Desde el huerto trasero se divisaba el señorío de la finca, erigido sobre un ancho mamelón cuya cima había sido aplanada hasta convertirla en almijar. Con el paso de los años ese almijar fue transformándose en jardín y donde antiguamente se asoleaban las uvas ahora crecían rosas, siemprevivas, dalias, dompedros… En una esquina, macizos de hierbabuena, tomillo, romero y espliego perfumaban el aire con un denso olor dulzón y fresco.

El imponente edificio lucía una garita labrada en cada cantón y, entre ellas, un muro almenado por el que el sol corría durante toda la jornada porque estaba orientado al sur. Lo coronaba una torre-mirador desde la que se divisaba toda la campiña. A ella subía, a la caída de la tarde, el dueño de la finca para engloriarse en la contemplación de sus tierras.

Esa tarde, el marqués había subido antes porque empezaba la vendimia.
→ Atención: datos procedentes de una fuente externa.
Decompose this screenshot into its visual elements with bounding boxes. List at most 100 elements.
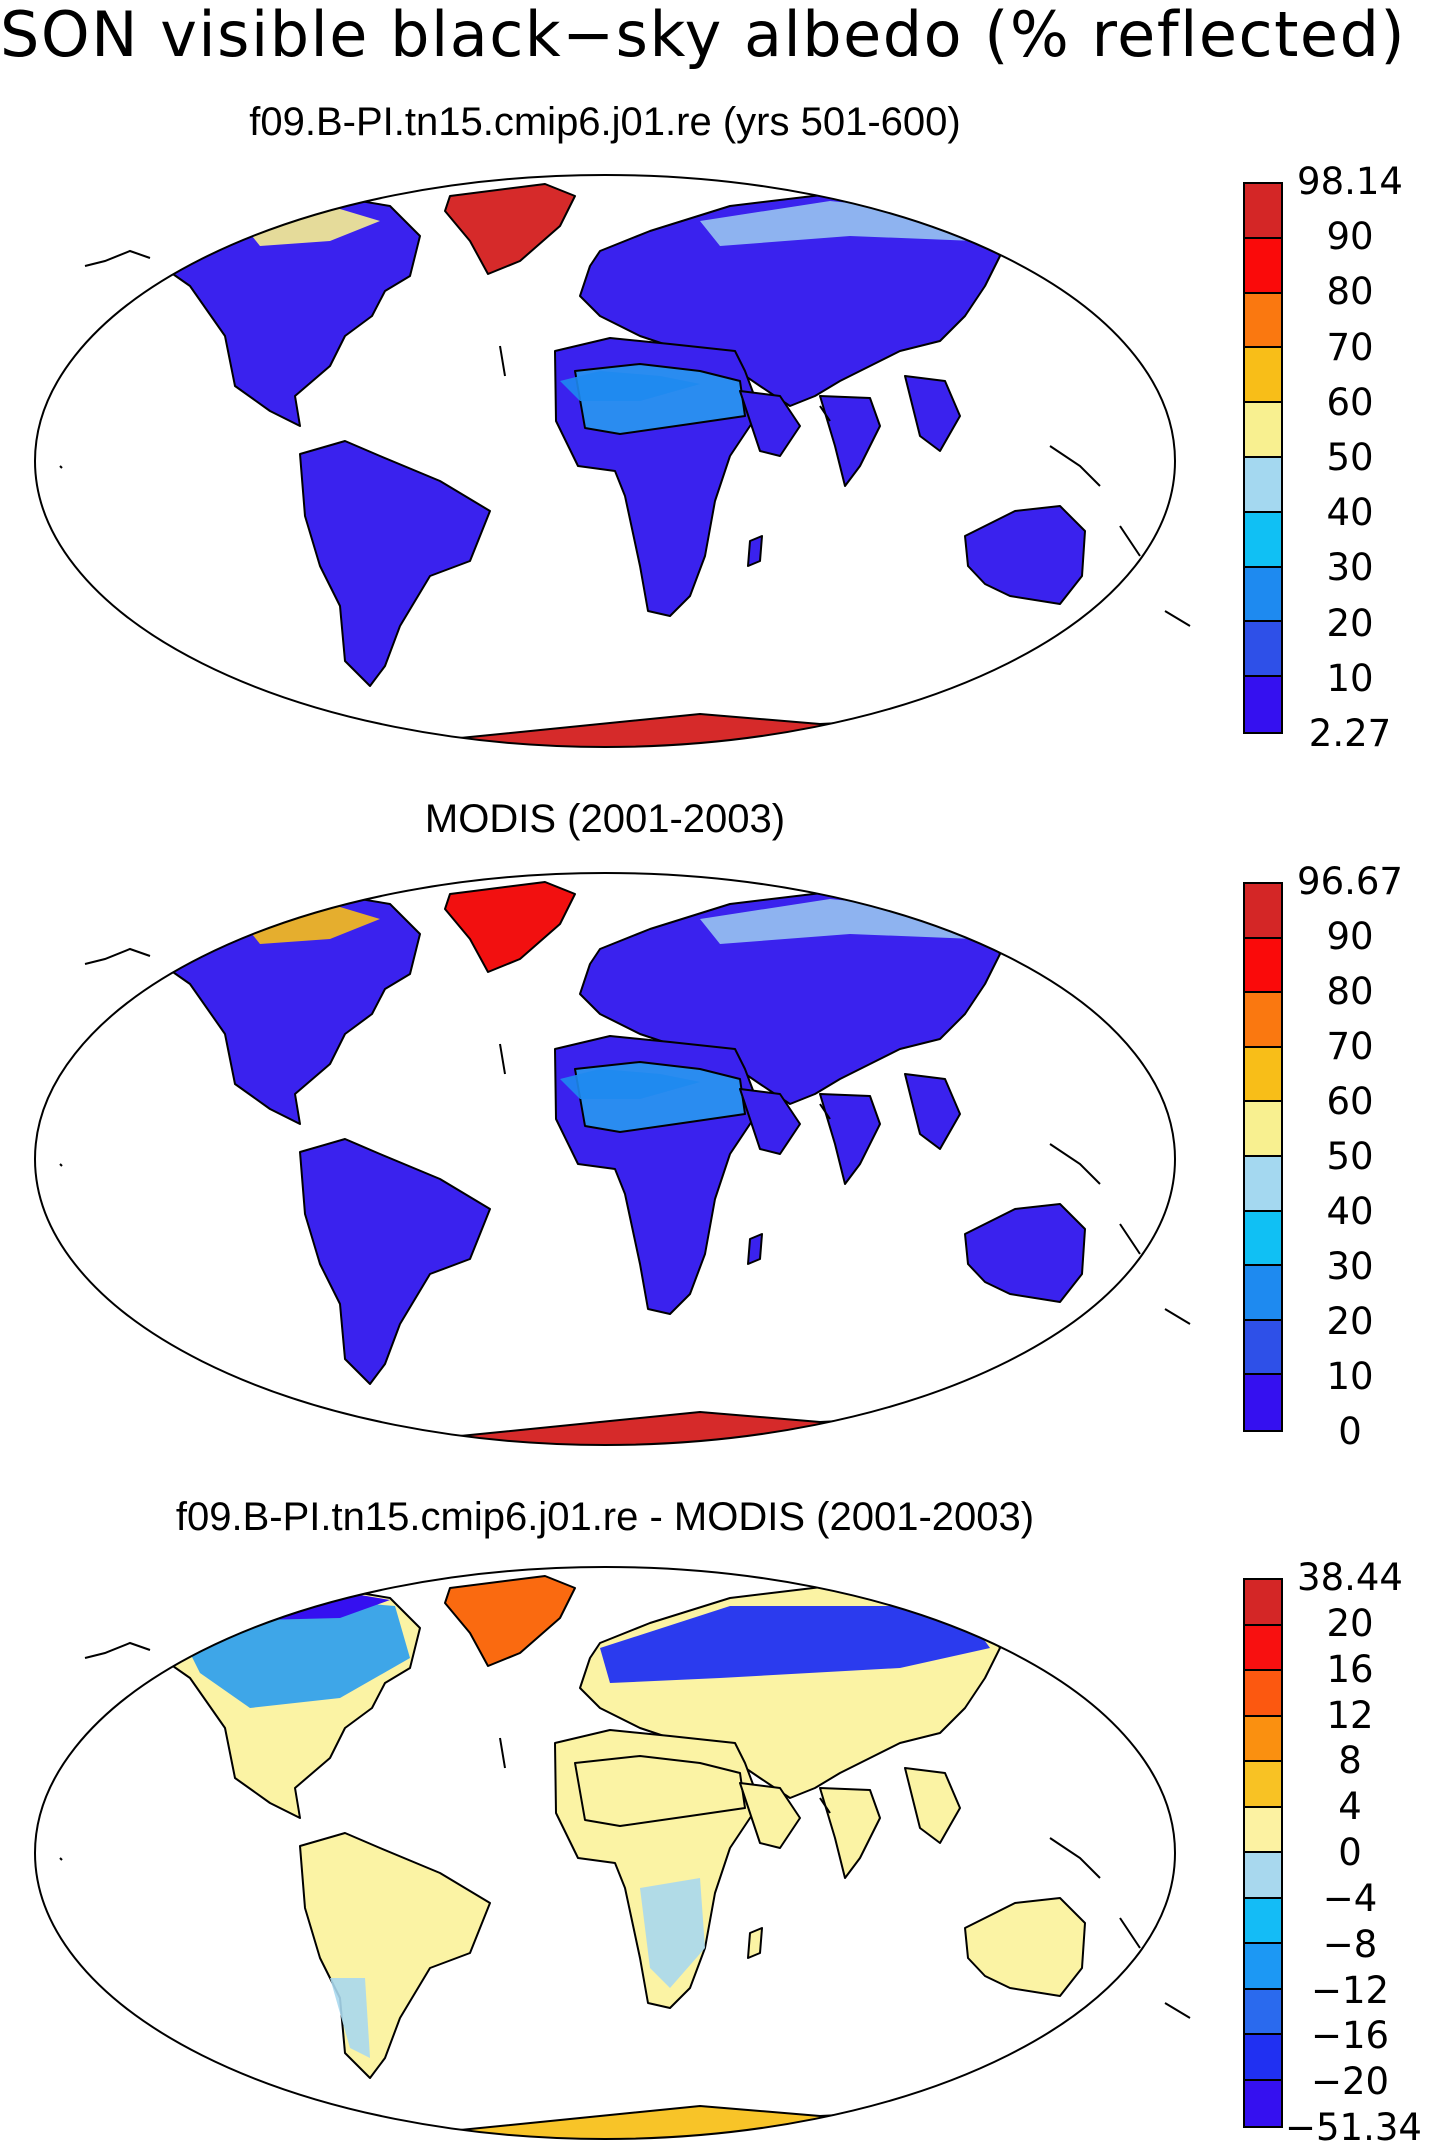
colorbar-swatch xyxy=(1245,1989,1281,2035)
colorbar-label: 2.27 xyxy=(1308,712,1392,755)
landmass-greenland xyxy=(444,183,576,275)
colorbar-label: 50 xyxy=(1326,436,1374,479)
colorbar-label: 20 xyxy=(1326,1300,1374,1343)
landmass-australia xyxy=(964,505,1086,605)
colorbar-swatch xyxy=(1245,184,1281,239)
coastline-6 xyxy=(1164,2002,1191,2019)
landmass-southAmerica xyxy=(299,1138,491,1385)
landmass-antarctica xyxy=(254,1411,1001,1445)
colorbar-swatch xyxy=(1245,2080,1281,2126)
colorbar-label: −12 xyxy=(1310,1968,1390,2012)
colorbar-swatch xyxy=(1245,348,1281,404)
boreal-negative-band xyxy=(600,1606,990,1683)
colorbar-label: 0 xyxy=(1338,1410,1362,1453)
figure-title: SON visible black−sky albedo (% reflecte… xyxy=(0,0,1407,71)
colorbar-label: 10 xyxy=(1326,1355,1374,1398)
colorbar-label: −20 xyxy=(1310,2060,1390,2104)
colorbar-swatch xyxy=(1245,1047,1281,1103)
coastline-5 xyxy=(59,1857,63,1861)
sahel-band xyxy=(560,371,700,401)
colorbar-label: 60 xyxy=(1326,380,1374,424)
colorbar-swatch xyxy=(1245,1211,1281,1267)
colorbar-swatch xyxy=(1245,1807,1281,1853)
coastline-2 xyxy=(819,1103,831,1120)
colorbar-label: 40 xyxy=(1326,491,1374,535)
panel-3-title: f09.B-PI.tn15.cmip6.j01.re - MODIS (2001… xyxy=(175,1495,1035,1539)
colorbar-label: 80 xyxy=(1326,970,1374,1013)
landmass-antarctica xyxy=(254,2105,1001,2139)
landmass-arabia xyxy=(739,390,801,457)
landmass-india xyxy=(819,1093,881,1185)
landmass-australia xyxy=(964,1203,1086,1303)
panel-3-colorbar-labels: 38.44 20 16 12 8 4 0 −4 −8 −12 −16 −20 −51.34 xyxy=(1285,1558,1435,2148)
coastline-2 xyxy=(819,405,831,422)
colorbar-swatch xyxy=(1245,1898,1281,1944)
coastline-1 xyxy=(499,1043,506,1075)
colorbar-label: −51.34 xyxy=(1285,2106,1422,2149)
landmass-southAmerica xyxy=(299,1832,491,2079)
sahel-band xyxy=(560,1069,700,1099)
panel-1-map xyxy=(34,174,1191,748)
coastline-4 xyxy=(1119,1917,1141,1949)
colorbar-swatch xyxy=(1245,622,1281,678)
colorbar-label: 80 xyxy=(1326,270,1374,314)
colorbar-label: 90 xyxy=(1326,915,1374,958)
colorbar-swatch xyxy=(1245,2035,1281,2081)
colorbar-label: 30 xyxy=(1326,546,1374,590)
landmass-northAmerica xyxy=(149,893,421,1125)
colorbar-swatch xyxy=(1245,512,1281,568)
coastline-6 xyxy=(1164,610,1191,627)
colorbar-label: 20 xyxy=(1326,1601,1374,1645)
colorbar-swatch xyxy=(1245,1762,1281,1808)
landmass-seAsia xyxy=(904,1767,961,1844)
colorbar-label: 98.14 xyxy=(1297,160,1403,203)
colorbar-label: 38.44 xyxy=(1297,1556,1403,1599)
coastline-0 xyxy=(84,249,151,267)
panel-2-map xyxy=(34,872,1191,1446)
coastline-4 xyxy=(1119,1223,1141,1255)
coastline-0 xyxy=(84,1641,151,1659)
landmass-greenland xyxy=(444,881,576,973)
colorbar-label: −4 xyxy=(1322,1876,1378,1920)
landmass-southAmerica xyxy=(299,440,491,687)
coastline-0 xyxy=(84,947,151,965)
coastline-5 xyxy=(59,1163,63,1167)
colorbar-label: 60 xyxy=(1326,1080,1374,1123)
colorbar-label: 4 xyxy=(1338,1785,1362,1829)
coastline-1 xyxy=(499,1737,506,1769)
colorbar-swatch xyxy=(1245,1625,1281,1671)
colorbar-swatch xyxy=(1245,1580,1281,1626)
colorbar-swatch xyxy=(1245,1102,1281,1157)
colorbar-swatch xyxy=(1245,293,1281,349)
colorbar-label: −8 xyxy=(1322,1922,1378,1966)
colorbar-label: 30 xyxy=(1326,1245,1374,1288)
colorbar-label: 40 xyxy=(1326,1190,1374,1233)
landmass-seAsia xyxy=(904,375,961,452)
panel-2-colorbar-labels: 96.67 90 80 70 60 50 40 30 20 10 0 xyxy=(1285,862,1435,1454)
colorbar-label: 8 xyxy=(1338,1739,1362,1783)
landmass-northAmerica xyxy=(149,195,421,427)
map-frame xyxy=(34,872,1176,1446)
coastline-6 xyxy=(1164,1308,1191,1325)
colorbar-label: 0 xyxy=(1338,1831,1362,1874)
panel-2-colorbar xyxy=(1243,882,1283,1432)
colorbar-label: 16 xyxy=(1326,1647,1374,1691)
panel-3-map xyxy=(34,1566,1191,2140)
map-land-group xyxy=(149,183,1086,747)
landmass-sahara xyxy=(574,1755,746,1827)
landmass-greenland xyxy=(444,1575,576,1667)
coastline-5 xyxy=(59,465,63,469)
map-frame xyxy=(34,1566,1176,2140)
panel-1-title: f09.B-PI.tn15.cmip6.j01.re (yrs 501-600) xyxy=(249,100,961,144)
colorbar-swatch xyxy=(1245,238,1281,294)
colorbar-swatch xyxy=(1245,457,1281,513)
colorbar-swatch xyxy=(1245,1156,1281,1212)
africa-negative xyxy=(640,1878,705,1988)
landmass-arabia xyxy=(739,1088,801,1155)
coastline-1 xyxy=(499,345,506,377)
landmass-seAsia xyxy=(904,1073,961,1150)
colorbar-swatch xyxy=(1245,1853,1281,1899)
colorbar-swatch xyxy=(1245,677,1281,732)
panel-1-colorbar xyxy=(1243,182,1283,734)
south-america-negative xyxy=(330,1978,370,2058)
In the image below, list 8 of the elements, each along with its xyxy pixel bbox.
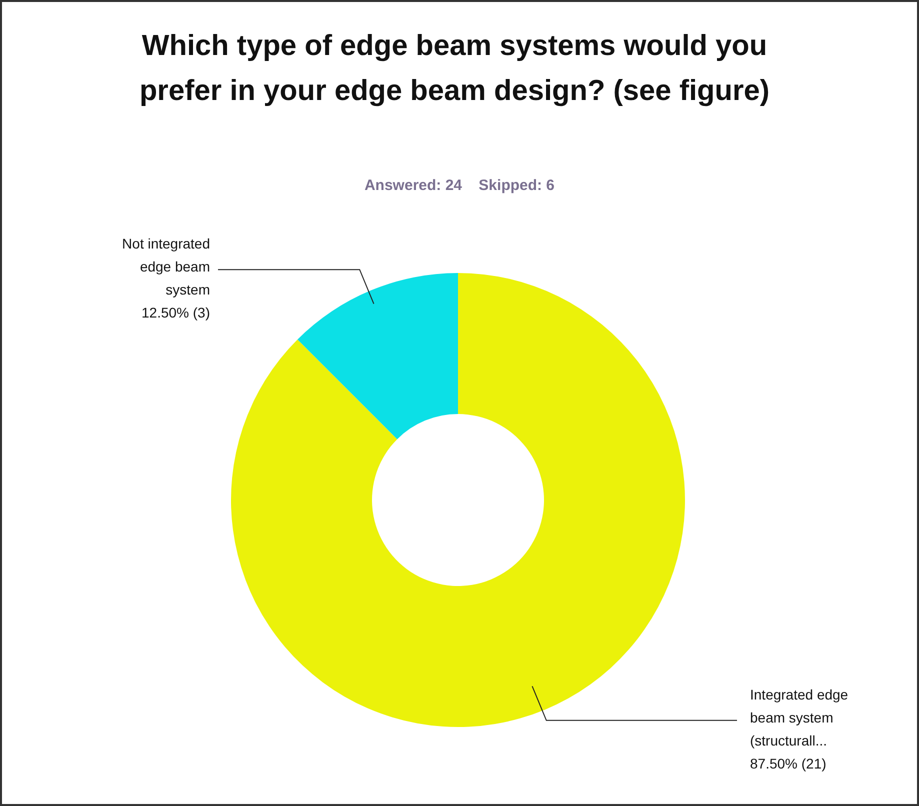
data-label: 12.50% (3) <box>142 304 210 321</box>
data-label: 87.50% (21) <box>750 755 826 772</box>
slice-label: Integrated edge beam system (structurall... <box>750 686 848 748</box>
donut-slice <box>297 273 458 440</box>
chart-title: Which type of edge beam systems would you prefer in your edge beam design? (see figure) <box>138 29 771 109</box>
chart-subtitle: Answered: 24 Skipped: 6 <box>363 177 556 194</box>
slice-label: Not integrated edge beam system <box>122 236 210 298</box>
donut-slice <box>231 273 685 727</box>
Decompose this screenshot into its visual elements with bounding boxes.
Descubrió el mismo trajín de carros que se repetía cada año por esa época. La cañada real de Albite, que cruzaba ‘Lavapájaros’ desliando sobre las tierras de albariza su cinta serena, era un hervidero de gente, animales y carros.

Viendo aquel paisaje cuarteado por la ancha línea ocre de la cañada y las más estrechas de sus hijuelas, y oyendo la quejumbre de los hierros de los carros que, uno detrás de otro, se dirigían a cada una de las viñas del pago de ‘Anaferas’, en el que estaba la suya, cargados de racimos de uva, el marqués se puso a calcular a ojo lo que le costaría aquella vendimia.

Para ello fijó la vista en los carros tirados por recios bueyes que andaban a paso cansino y con el hocico, verde de jugo, levantado para sorber el olor de lo lejano, y empezó a contarlos. Torció el gesto al terminar la cuenta: le salía un dineral. Y es que era costumbre que los bueyeros contratados para la vendimia no solo cobraran por jornada de trabajo, sino por la distancia entre la viña y el lagar, como si los bueyes se gastaran a la par que las ruedas.

Se dijo entonces que, desgraciadamente, las coladas habían dejado de ser camino para convertirse en medida del camino.